Через несколько недель, впрочем, Нг-Ганко начал проникаться духом грядущего приключения. Атмосфера таинственности привлекала его. А подготовка к той роли, которую ему предстояло играть в общем деле, полностью поглотила его внимание. Но в душе он по-прежнему оставался маленьким дикарем. Его невероятная страсть ко всякого рода механизмам во многом происходила из слепого восхищения необразованного создания, только открывшего для себя чудеса нашей цивилизации. У него был дар разбираться в механике, едва ли не больший, чем у Джона. Уже через несколько дней после приезда в Англию он научился ездить на мопеде и выполнял на нем удивительные «трюки». После этого он разобрал его на мелкие части и собрал обратно. Он разобрался в принципе действия психо-физической силовой установки, придуманной Джоном и к своему огромному удовольствию обнаружил, что может и сам проделывать этот фокус. Стало казаться очевидным, что ему предстоит стать главным инженером на яхте, а так же в будущей колонии, позволив Джону заниматься более возвышенными материями. И все же в поведении Нг-Ганко и во всем его отношении к жизни была энергичность и даже страсть, совершенно отличные от неизменного спокойствия Джона. Я даже начал задаваться вопросом, является ли он достаточно эмоционально развитым по стандартам сверхнормальных существ? Есть ли в нем что-то еще, кроме блестящего интеллекта? Но когда я выразил свои сомнения Джону, он только рассмеялся. «Нг-Ганко еще ребенок. Но с ним все в порядке. Кроме того, у него природная способность к телепатии, и после того, как я немного обучу его, он может с легкостью превзойти меня. Но пока мы оба всего лишь новички».

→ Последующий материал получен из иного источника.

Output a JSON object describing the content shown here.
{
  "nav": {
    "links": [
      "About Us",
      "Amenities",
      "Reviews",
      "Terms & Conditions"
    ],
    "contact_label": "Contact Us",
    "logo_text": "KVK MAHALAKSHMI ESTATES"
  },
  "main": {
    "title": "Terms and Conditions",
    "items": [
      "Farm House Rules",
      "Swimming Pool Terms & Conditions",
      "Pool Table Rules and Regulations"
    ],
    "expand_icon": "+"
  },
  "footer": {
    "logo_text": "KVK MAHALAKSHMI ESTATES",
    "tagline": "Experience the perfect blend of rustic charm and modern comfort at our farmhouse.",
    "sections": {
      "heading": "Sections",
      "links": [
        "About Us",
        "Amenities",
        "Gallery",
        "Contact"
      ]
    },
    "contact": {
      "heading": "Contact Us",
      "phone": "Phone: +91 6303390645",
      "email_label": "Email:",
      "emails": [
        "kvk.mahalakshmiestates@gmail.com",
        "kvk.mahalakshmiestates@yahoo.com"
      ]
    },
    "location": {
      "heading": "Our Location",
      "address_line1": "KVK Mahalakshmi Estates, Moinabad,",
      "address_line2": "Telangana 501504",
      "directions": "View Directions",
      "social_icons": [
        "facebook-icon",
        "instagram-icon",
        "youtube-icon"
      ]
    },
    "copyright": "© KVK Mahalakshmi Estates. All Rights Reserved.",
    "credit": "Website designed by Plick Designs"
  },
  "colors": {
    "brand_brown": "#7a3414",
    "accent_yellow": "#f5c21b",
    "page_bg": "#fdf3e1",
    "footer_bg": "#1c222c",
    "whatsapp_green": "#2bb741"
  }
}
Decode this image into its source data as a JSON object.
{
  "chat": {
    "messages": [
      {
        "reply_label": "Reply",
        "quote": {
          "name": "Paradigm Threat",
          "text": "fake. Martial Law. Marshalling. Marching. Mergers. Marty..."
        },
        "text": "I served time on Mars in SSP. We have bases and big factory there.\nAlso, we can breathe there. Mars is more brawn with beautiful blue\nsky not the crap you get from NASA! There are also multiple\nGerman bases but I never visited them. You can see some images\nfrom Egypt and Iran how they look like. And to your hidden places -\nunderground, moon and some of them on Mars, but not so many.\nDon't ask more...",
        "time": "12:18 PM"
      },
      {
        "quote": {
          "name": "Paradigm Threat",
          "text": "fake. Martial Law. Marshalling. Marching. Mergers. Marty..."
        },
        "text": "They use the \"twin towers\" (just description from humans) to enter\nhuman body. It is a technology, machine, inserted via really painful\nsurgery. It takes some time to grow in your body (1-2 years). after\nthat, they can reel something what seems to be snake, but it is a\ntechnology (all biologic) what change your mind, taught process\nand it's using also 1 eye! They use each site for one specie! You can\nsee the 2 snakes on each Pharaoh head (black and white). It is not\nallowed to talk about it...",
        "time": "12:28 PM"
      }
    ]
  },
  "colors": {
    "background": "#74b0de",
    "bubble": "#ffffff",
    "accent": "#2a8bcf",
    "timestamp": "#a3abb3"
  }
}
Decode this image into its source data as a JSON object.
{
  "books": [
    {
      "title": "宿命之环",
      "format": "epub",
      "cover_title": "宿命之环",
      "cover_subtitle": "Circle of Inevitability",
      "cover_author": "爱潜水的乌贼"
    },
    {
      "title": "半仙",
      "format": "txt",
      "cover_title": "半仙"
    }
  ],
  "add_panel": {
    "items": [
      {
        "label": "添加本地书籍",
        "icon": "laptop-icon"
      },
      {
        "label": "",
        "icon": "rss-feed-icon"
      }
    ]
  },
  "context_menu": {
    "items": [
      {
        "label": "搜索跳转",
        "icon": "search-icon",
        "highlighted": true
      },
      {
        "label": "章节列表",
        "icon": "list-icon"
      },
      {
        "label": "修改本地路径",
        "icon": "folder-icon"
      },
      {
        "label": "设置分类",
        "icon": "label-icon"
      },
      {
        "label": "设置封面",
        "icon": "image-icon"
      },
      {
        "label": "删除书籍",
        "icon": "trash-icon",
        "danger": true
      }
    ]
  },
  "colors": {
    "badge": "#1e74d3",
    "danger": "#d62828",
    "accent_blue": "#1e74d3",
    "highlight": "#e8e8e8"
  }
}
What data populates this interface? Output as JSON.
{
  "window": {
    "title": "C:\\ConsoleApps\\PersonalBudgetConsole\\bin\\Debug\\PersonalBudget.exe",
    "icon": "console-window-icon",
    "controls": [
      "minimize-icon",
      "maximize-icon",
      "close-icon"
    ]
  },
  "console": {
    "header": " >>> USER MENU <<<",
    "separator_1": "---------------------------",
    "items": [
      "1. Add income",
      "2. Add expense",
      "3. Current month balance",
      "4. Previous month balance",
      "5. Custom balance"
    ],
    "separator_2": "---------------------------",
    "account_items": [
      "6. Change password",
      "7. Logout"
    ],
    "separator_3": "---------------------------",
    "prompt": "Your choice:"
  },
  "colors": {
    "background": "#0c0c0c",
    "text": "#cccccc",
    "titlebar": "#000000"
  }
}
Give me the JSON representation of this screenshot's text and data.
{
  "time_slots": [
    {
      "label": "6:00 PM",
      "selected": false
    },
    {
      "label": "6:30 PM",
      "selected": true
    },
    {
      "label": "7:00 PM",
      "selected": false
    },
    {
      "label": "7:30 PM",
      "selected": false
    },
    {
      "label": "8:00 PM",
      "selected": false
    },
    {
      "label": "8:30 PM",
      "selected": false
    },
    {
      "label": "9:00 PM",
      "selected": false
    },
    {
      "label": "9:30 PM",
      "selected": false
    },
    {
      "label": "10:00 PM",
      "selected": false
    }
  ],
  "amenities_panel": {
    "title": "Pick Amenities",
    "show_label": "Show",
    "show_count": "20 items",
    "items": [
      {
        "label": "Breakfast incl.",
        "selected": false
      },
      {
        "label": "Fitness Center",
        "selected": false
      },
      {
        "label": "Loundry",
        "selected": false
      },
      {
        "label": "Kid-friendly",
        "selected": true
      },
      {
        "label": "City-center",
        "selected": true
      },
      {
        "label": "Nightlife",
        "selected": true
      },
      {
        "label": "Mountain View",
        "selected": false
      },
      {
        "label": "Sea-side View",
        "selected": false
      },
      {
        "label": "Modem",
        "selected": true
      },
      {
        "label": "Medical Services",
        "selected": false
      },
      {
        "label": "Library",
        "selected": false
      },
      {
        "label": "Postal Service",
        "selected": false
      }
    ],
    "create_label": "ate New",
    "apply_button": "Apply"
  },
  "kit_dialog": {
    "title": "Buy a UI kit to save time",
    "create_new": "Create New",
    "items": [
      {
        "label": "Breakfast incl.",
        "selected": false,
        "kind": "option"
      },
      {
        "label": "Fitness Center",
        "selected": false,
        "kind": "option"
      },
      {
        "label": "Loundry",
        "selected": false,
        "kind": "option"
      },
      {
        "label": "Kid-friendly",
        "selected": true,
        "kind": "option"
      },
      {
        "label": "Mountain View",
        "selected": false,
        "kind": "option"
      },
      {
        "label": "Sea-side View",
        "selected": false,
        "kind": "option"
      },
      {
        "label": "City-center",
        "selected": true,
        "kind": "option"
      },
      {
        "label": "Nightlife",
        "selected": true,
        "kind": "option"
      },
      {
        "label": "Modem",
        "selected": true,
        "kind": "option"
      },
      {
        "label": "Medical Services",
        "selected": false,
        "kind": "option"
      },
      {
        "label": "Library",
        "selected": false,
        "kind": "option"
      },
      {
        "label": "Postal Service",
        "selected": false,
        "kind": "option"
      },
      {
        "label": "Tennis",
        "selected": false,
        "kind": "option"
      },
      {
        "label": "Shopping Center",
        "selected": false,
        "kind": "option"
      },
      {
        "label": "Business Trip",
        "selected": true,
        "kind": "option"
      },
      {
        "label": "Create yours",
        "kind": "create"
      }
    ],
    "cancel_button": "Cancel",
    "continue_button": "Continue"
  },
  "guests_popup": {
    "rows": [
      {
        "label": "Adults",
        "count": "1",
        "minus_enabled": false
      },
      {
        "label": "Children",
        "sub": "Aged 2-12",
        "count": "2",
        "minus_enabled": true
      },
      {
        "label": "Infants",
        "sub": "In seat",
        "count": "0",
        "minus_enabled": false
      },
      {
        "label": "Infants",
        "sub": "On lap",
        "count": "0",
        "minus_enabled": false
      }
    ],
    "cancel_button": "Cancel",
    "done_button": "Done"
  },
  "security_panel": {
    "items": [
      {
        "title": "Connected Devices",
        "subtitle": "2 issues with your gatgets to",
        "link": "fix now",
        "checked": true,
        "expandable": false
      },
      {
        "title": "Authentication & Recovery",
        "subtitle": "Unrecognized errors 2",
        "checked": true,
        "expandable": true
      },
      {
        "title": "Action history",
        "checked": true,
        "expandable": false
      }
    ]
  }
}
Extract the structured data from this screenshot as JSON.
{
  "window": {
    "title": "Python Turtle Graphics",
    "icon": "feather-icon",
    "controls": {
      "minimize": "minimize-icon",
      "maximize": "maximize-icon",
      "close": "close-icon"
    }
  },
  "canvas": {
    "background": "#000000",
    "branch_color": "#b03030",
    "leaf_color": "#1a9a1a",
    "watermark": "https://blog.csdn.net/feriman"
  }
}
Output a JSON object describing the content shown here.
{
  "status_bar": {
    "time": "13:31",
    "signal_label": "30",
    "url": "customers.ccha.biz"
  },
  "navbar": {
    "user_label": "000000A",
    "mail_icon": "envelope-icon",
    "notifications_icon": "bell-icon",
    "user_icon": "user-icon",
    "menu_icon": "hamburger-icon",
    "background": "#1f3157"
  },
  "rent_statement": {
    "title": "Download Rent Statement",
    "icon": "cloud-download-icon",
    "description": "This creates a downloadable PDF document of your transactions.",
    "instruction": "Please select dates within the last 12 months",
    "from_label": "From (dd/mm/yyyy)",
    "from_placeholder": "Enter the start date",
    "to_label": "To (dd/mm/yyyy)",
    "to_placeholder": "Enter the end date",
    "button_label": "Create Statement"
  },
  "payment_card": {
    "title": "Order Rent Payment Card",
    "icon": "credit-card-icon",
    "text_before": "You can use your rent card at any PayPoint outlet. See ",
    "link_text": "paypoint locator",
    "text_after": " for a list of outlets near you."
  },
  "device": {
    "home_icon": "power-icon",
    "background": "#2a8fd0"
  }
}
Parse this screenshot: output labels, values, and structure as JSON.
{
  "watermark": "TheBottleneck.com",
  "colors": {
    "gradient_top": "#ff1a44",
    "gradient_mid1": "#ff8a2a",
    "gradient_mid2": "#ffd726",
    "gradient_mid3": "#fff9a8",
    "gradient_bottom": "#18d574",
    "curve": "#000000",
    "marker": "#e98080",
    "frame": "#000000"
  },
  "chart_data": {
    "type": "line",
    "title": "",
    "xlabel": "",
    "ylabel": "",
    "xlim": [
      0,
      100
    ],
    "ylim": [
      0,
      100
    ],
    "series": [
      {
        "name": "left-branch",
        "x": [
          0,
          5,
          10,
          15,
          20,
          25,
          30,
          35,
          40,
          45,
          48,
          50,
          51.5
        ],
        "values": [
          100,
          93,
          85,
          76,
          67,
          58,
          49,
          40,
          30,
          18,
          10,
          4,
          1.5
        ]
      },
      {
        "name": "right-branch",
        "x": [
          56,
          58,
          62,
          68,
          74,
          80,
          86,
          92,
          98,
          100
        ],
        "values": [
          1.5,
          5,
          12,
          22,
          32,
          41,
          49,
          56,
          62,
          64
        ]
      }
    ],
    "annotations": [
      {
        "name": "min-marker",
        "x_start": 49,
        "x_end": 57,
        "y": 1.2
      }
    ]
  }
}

Вскоре после нашего возвращения из Египта прибыл следующий член будущей колонии. Это была девушка по имени Ло, которую Джон обнаружил в Москве. Как и другие представители ее вида, она выглядела гораздо моложе своего возраста. Она казалась еще совсем ребенком, едва вступившим в полу созревания, но на самом деле ей было семнадцать лет. Ло сбежала из дома и устроилась горничной на советском пароходе. В английском порту она сумела ускользнуть на берег и, имея на руках достаточное количество английской валюты (которую накопила еще на родине), добралась до Уэйнрайтов.

По сравнению с Джоном и Нг-Ганко Ло, на первый взгляд, казалась более нормальной. Она могла бы сойти за младшую сестру Жаклин. Конечно, ее голова была необычайно крупной, а глаза были немного слишком большими для обычного человека, но черты лица были правильными, а гладкие черные волосы — достаточно длинными, чтобы сойти за модное каре. Ло без всякого сомнения имела азиатское происхождение. У нее были высокие скулы, а большие глаза прятались в узкие прорези век с приподнятыми уголками. Нос был широким и плоским, как у обезьянки, а цвет кожи определенно можно было назвать «желтым». Девушка казалась мне ожившей статуэткой, в которой мастер изобразил человеческое существо, стилизованное под крупную кошку. Ее тело тоже напоминало кошачье. «Такое тонкое и расслабленное, — сказал Джон. — Оно кажется хрупким, но на самом деле все состоит из стальных пружин, покрытых мягким бархатом».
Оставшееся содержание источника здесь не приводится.